Ma come sono le condizioni nelle carceri italiane? Nel 2018, si contano 58.087 detenuti a fronte di una capacità totale di 50.517 posti. Per ottenere l’indice di densità detentiva, bisogna dividere il numero di persone per il totale dei posti e poi moltiplicarlo per 100. Nel caso italiano parliamo di un numero pari a 115. Si parla di sovraffollamento quando la densità detentiva supera il 100.
Alcuni chiedono l’amnistia. E mentre il Pd propone i domiciliari per quei detenuti che hanno ancora pochi mesi da scontare, Giorgia Meloni rivolge la sua attenzione agli agenti della Polizia Penitenziaria e chiede “subito un tavolo di emergenza nazionale”.
Umanamente, certo, togliere i colloqui ai detenuti è come privarli di un altro pezzo di libertà. Eppure, esattamente come accade all’esterno, anche all’interno delle carceri è necessario prendere decisioni talvolta drastiche, ma necessarie.
Così come per le strade stiamo assistendo ad una gogna pubblica – prima rivolta ai cinesi e ora agli italiani contagiati, come la professoressa di Agropoli che ha acquisito il ruolo di “untore” negli ultimi giorni – se si verificassero contagi all’interno delle carceri le conseguenze sarebbero altrettanto pesanti, o anche peggiori.

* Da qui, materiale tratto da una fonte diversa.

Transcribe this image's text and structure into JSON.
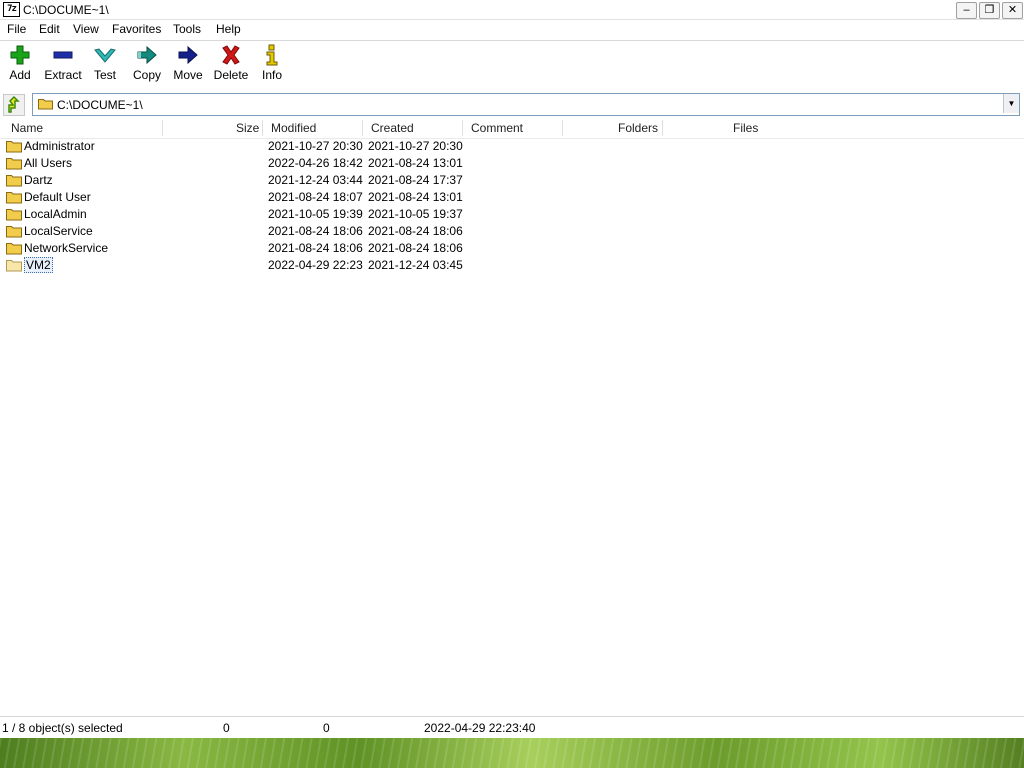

Le violenze aumenterebbero inevitabilmente e la situazione diventerebbe ancor più ingestibile di quella che è ora.
L’unico appello che si può fare, in questo momento, è quello alla lucidità. Osservare le cose con lucidità e calma è necessario, non si può fare altrimenti, ed è l’unico modo per affrontare questo difficile momento.